Putting up a YouTube video about your involvement with gangs and violence isn’t the best defense to murder charges. A judge in Portsmouth, Va., certainly wasn’t impressed. Circuit Judge Kenneth R. Melvin sentenced Jah-Youth Sutton to 25 years in prison shortly after watching a video in which Sutton bragged about violent acts and jeeringly mentioned mothers crying in a morgue. The video was posted on YouTube while Sutton was released on bail on charges that he beat another man with a gun so badly that his skull caved in. Sutton denied killing the man and said the video was “like art.”

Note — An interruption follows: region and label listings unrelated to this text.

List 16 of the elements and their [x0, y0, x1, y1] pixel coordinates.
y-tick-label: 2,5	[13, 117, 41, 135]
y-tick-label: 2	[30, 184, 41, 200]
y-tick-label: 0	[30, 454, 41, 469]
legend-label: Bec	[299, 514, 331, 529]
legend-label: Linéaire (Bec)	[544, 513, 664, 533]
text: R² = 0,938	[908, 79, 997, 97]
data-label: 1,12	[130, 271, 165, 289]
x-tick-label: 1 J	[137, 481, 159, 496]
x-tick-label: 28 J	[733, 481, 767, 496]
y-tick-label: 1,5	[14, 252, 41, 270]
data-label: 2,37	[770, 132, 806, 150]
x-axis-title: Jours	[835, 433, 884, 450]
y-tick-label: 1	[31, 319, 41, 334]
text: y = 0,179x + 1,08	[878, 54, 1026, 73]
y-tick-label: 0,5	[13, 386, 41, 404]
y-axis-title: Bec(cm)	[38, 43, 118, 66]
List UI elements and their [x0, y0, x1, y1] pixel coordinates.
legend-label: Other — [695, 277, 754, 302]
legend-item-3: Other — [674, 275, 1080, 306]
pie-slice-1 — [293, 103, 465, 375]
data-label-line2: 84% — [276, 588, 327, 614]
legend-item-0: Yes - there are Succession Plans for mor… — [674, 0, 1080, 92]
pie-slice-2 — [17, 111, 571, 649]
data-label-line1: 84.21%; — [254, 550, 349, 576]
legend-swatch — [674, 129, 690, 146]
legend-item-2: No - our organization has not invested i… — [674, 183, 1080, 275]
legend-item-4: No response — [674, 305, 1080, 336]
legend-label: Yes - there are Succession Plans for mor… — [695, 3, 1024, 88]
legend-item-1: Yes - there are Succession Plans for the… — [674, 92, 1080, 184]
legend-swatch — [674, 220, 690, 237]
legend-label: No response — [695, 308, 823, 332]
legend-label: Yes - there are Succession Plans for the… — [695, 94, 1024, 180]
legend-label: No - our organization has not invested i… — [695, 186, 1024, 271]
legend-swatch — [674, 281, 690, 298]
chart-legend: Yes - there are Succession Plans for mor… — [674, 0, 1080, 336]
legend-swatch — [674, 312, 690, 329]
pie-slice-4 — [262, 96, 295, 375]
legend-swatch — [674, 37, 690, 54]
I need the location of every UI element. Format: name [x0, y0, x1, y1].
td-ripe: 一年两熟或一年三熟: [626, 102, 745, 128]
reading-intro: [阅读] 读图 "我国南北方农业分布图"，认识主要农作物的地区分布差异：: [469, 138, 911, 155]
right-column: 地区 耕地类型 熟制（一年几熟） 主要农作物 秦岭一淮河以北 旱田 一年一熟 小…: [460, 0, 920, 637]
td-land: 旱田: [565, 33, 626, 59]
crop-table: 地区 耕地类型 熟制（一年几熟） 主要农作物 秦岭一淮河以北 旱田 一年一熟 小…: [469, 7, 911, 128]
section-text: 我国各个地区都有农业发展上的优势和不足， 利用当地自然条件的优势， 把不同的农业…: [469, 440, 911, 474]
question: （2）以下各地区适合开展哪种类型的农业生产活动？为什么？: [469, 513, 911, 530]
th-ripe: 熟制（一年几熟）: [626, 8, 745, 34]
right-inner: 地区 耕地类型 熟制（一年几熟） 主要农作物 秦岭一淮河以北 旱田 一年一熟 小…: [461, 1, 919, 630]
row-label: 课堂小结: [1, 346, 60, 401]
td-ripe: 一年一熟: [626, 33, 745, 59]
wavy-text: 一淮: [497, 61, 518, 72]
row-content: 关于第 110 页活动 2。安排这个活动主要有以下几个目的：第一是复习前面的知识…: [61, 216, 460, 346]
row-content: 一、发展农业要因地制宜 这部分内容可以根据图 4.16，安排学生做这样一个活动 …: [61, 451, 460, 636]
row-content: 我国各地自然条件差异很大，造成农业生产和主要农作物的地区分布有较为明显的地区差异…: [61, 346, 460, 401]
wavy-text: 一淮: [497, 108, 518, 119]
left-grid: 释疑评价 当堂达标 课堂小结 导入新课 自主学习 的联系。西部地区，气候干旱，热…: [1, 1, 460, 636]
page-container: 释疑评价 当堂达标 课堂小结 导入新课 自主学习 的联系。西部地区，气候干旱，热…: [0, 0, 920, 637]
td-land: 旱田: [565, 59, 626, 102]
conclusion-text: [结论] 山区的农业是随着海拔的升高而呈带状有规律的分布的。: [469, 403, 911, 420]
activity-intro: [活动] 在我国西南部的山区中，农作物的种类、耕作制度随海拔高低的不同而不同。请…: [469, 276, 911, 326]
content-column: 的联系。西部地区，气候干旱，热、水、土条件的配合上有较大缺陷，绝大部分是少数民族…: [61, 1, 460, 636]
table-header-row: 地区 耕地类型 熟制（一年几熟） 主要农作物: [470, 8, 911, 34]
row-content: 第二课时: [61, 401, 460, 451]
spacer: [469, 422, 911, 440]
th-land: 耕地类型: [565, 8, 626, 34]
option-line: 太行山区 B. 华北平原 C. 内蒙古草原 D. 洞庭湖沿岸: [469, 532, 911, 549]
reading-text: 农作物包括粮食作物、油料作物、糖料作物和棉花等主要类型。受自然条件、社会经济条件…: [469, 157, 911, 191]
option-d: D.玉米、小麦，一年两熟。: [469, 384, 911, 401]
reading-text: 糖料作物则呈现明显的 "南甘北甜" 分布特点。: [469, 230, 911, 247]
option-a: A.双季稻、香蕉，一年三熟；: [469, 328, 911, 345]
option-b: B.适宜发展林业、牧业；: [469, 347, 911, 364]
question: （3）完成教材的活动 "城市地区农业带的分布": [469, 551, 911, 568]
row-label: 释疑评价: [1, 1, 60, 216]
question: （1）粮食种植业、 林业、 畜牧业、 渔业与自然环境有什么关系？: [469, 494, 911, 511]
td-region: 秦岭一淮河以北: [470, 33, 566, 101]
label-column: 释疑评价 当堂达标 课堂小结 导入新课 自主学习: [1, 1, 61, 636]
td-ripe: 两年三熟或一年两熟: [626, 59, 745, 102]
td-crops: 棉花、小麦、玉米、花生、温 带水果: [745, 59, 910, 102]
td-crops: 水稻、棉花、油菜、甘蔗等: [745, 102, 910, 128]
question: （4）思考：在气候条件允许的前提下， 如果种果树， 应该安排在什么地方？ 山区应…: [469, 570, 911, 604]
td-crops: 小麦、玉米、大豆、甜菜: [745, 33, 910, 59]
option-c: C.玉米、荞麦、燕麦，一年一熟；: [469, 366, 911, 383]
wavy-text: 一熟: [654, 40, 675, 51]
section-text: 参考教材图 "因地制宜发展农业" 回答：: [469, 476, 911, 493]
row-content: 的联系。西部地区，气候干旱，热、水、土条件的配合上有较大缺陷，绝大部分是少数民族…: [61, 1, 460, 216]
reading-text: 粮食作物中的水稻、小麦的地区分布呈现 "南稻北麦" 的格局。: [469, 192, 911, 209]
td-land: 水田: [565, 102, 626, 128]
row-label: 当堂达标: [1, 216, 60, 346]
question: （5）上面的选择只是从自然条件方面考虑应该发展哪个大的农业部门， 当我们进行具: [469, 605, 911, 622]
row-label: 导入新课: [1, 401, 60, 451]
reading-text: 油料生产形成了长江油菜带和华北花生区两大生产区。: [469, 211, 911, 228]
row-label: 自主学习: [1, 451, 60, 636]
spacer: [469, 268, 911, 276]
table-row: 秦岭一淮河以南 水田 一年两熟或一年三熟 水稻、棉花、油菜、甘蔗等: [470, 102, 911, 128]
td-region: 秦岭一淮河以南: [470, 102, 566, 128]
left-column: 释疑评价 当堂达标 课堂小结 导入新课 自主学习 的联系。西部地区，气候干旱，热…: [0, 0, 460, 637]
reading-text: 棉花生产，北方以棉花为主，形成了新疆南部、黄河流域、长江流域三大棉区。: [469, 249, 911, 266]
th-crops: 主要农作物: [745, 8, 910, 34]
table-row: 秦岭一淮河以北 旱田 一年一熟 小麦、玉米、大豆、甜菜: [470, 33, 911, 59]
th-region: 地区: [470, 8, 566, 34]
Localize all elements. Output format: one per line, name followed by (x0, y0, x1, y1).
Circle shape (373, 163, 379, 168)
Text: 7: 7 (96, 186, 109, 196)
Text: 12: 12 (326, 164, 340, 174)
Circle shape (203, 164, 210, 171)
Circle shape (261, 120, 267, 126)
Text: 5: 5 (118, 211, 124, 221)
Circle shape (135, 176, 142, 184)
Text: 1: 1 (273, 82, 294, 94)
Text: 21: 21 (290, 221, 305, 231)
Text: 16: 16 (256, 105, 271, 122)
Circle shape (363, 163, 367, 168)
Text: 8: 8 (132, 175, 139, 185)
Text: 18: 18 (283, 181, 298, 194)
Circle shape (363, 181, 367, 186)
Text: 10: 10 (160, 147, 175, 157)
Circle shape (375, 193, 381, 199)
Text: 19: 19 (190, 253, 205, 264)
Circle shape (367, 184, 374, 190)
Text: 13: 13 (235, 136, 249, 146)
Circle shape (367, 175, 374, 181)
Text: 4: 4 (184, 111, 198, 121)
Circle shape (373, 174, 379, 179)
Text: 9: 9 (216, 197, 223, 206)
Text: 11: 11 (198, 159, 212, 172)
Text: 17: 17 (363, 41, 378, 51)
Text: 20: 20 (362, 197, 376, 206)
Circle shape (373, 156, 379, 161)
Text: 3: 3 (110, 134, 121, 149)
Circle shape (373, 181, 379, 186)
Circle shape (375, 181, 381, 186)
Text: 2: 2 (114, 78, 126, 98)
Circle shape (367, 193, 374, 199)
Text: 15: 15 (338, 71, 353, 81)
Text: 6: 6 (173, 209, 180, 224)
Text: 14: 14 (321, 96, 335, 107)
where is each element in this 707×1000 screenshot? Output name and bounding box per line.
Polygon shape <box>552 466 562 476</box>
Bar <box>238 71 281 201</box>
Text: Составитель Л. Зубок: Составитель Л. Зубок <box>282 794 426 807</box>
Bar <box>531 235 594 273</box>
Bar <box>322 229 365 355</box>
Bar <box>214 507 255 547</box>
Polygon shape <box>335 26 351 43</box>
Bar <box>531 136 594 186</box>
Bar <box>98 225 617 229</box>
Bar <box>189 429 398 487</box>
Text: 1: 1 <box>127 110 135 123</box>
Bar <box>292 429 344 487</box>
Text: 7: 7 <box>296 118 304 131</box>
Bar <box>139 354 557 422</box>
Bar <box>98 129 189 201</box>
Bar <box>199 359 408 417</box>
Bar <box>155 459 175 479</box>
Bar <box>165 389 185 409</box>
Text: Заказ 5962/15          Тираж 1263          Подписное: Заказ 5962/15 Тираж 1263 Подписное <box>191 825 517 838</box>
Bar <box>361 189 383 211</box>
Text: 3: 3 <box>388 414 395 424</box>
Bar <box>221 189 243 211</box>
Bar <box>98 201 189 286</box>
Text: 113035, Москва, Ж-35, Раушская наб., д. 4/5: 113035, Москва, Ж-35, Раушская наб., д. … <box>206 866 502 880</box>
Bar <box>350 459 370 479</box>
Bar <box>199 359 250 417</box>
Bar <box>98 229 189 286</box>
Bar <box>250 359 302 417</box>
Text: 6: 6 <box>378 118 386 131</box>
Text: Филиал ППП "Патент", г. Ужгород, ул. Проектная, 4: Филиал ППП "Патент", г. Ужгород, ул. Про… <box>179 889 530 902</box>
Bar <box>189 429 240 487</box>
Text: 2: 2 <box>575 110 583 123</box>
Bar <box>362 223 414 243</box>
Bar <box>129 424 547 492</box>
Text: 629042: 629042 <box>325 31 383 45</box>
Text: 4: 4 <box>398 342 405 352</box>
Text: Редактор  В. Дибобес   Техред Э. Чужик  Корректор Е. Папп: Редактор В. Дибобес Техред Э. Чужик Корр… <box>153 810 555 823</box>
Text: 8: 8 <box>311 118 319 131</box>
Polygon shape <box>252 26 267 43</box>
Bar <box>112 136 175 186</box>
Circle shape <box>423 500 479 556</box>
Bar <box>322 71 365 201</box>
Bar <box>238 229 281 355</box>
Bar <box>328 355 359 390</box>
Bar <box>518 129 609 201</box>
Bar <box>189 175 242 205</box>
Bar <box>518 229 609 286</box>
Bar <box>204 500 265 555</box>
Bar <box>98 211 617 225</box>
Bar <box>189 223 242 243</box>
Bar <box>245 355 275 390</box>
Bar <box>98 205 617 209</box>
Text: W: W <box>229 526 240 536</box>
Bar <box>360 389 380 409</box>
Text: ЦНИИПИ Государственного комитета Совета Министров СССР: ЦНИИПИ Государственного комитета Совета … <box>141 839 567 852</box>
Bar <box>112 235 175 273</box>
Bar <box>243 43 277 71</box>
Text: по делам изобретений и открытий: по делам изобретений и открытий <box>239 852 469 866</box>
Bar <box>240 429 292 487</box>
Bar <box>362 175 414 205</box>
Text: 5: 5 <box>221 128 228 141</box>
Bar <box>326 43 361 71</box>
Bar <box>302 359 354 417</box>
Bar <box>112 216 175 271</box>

Is it like a stabbing pain?

A California inmate had a homemade knife surgically removed from his body cavity last month after he complained about a pain in his rectum. Hospital surgeons in Modesto pulled out a 5-inch “shank” that Rance Johnson said had been inside his body for three weeks. The item was wrapped inside tissue paper and placed in a sandwich bag before it was inserted, deputies said. “The taxpayer money does cover actual stupidity,” said Sheriff Mark Pazin. “It’s unfortunate, but it’s a mandated surgery.” Johnson, 19, now faces concealed weapons charges.

Hallmark was sold out

If setting your ex-boyfriend’s truck on fire doesn’t get his attention, try ramming it into his house. A southern Illinois woman faces charges after police say she intentionally rammed a burning pickup into the front porch of a man’s home. Flames from the truck ignited the wooden front porch and spread to the rest of the house. A relative of the home’s owner rescued the woman from the burning truck. She was being treated at a hospital.

That old time religion

A Washington man wanted to spread religion in a Skamokawa tavern parking lot. Jack Sebade, 73, told deputies he had been drinking when he decided to give a religious pamphlet to a woman. Instead, he got into a scuffle with her and a group, and he ended up shooting a man with a .22-Magnum handgun.